Siyasi parti sözcüleri halkı kutuplaştıran söylemleriyle bu konuda  zemin hazırladılar.Bu bloklaşma  durumu ilkemizin geleceği açısından  endişe verici bir olumsuz gelişme .Halkın siyasi beklentiler uğruna politikacılarca   kutuplaşması kimseye yarar getirmez.Temennimiz o ki yeni yıl siyasilerin bu karşılıklı suçlama yöntemlerine son verirler ,

Ülkemiz güvenli bir ortama kavuşmuş olur.Önümüzde ne olacağı kestirilemeyen bir koca yıl var .

Bu yılın ülkemiz ve tüm insanlık adına barış ve huzurlu bir yıl olmasını dilerim.

--------------

SİYASİLERİN VAATLERİNİ BİR KENERA KAYDEDİN

Siyasi parti yöneticileri topluma her zaman gerçekleşmesi mümkün olmasa da  vaatlerle avuturlar.Şöyle bir eski gazete sayfalarını karıştırdığınızda bugüne kadar halka müjde olarak sunulup daha sonra unutulan vaatlerle dolu olduğunu görürsünüz.

Siyasetçilerimiz halka verdikleri sözlerin bir süre sonra unutulacağını dikkate alarak bol keseden atarlar.

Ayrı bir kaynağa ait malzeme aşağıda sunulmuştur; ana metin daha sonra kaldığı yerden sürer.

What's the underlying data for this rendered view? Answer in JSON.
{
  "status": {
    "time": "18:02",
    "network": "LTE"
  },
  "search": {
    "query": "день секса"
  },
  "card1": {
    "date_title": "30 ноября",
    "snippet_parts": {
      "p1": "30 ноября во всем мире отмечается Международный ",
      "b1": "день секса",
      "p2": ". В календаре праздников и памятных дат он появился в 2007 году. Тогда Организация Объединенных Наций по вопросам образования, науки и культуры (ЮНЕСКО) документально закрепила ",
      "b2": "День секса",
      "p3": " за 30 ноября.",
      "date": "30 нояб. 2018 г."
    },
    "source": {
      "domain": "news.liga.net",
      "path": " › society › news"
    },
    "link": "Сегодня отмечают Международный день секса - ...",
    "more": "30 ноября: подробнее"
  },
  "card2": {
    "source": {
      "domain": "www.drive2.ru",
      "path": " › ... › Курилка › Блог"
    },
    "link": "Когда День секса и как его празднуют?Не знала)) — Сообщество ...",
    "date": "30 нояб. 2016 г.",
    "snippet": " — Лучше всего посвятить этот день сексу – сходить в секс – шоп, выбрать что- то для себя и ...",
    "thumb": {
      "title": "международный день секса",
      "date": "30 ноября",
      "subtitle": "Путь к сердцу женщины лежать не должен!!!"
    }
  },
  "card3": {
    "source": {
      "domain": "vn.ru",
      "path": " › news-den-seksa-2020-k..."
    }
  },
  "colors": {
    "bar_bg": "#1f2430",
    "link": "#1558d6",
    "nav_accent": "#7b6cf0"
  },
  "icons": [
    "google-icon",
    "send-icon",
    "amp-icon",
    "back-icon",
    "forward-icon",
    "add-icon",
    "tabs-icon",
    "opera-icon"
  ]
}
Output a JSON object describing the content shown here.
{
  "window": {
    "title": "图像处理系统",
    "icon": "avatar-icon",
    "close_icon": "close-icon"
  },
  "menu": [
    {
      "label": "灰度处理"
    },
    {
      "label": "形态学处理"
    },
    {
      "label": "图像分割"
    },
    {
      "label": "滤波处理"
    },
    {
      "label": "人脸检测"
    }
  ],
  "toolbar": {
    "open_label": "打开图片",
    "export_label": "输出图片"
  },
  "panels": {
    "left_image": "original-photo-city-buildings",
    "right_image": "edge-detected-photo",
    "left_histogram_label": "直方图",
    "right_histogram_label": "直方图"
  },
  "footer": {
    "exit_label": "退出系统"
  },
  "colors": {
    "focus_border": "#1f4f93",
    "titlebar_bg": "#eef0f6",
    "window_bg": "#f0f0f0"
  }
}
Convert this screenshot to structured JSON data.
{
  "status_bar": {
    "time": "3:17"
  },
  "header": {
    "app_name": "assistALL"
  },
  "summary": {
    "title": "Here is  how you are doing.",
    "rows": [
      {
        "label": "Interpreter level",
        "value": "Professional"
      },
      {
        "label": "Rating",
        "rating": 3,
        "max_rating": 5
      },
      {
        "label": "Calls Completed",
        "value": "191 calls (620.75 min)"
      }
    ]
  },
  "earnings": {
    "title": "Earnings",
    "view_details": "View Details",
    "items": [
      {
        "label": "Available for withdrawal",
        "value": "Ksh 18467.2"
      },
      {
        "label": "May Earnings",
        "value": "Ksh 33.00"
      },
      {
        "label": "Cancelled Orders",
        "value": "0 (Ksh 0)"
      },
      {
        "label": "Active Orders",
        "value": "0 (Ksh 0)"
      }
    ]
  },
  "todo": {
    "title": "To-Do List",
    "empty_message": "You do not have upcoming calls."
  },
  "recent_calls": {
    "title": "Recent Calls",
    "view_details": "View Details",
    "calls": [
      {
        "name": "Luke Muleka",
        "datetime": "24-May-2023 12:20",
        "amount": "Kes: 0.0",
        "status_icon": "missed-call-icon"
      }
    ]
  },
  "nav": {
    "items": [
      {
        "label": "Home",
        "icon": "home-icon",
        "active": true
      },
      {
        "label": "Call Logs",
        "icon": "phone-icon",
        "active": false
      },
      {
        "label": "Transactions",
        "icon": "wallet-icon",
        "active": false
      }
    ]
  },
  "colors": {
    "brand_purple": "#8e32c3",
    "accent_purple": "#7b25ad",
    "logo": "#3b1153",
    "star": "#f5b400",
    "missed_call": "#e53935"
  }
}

Halk da bunu hesabın sormadığı için,verilen sözler unutulup gider.Bu günlerde yine bakıyoruz, ülke yöneticilerinden bol vaatler alıyoruz.Bekleyip göreceğiz verilen bu sözlerin ne kadarı tutulacak veya yine unutulacak.Bir kenara kaydediyoruz.

-----------------

FIKRA

DAĞ BİZE GELMEZSE

Nasrettin hoca dostlarıyla bir sohbet sırasında.

“Siz bakmayın sessiz durduğumuza biz de erenlerdeniz ”demiş.

Orada bulunan kendini beğenmişlerden biri Hoca ile alay etmek istemiş:
“Hoca öyleyse bir keramet göster de biz de inanalım.Örneğin  şu dağı çağır da yanımıza gelsin”

“Peki” demiş Hoca.Başlamış dağı çağırmaya.”Ey dağ,mübarek dağ,yerinden kalkıp yanımıza gel”

Dağda bir kıpırdanma  olmamış.

Kendini beğenmiş adam sırıtarak:

“Ne haber Hoca efendi, dağ yerinden dahi kıpırdamadı” demiş.

Hoca hemen taşı gediğine koymuş:

“Arkadaş biz kibirli insanlar değiliz,dağ bize gelmezse biz ona gideriz”  diye cevap vermiş.

Yerinden kalkarak dağa doğru yürümeye başlamış.